Author: Philip Hazel Date: To: Issaana CC: pcre-dev Subject: Re: [pcre-dev] BACKREFERENCE with (PCRE_UTF8|PCRE_CASELESS) is a
unexpected result
On Tue, 13 May 2008, Issaana@??? wrote:
> I built PCRE with SUPPORT_UTF8 and SUPPORT_UCP, and tried the following code.
>
> re=pcre_compile("(\xc3\x80)\\1",PCRE_UTF8|PCRE_CASELESS,&err,&erroff,NULL);
> rc=pcre_exec(re,NULL,"\xc3\x80\xc3\x80",4,0,0,ov,6); //(A) rc=2
> rc=pcre_exec(re,NULL,"\xc3\x80\xc3\xa0",4,0,0,ov,6); //(B) rc=PCRE_ERROR_NOMATCH
>
> \xc3\x80 is UTF-8 code of U+00C0 (LATIN CAPITAL LETTER A WITH GRAVE)

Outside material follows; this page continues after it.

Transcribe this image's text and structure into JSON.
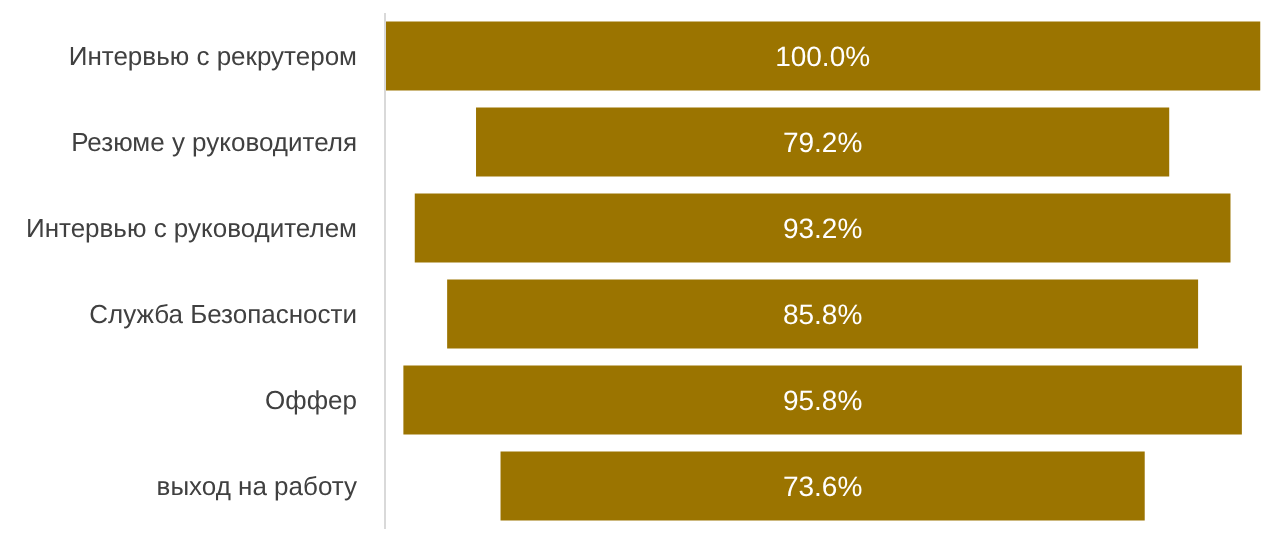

> \xc3\xa0 is UTF-8 code of U+00E0 (LATIN SMALL LETTER A WITH GRAVE)
>
> (B) is a unexpected result. Which of a bug or my misunderstanding is it?
You have misunderstood. A back reference matches *exactly* what the
subpattern matched. If you want the subpattern to be re-evaluated, you
must use a "subroutine" call instead.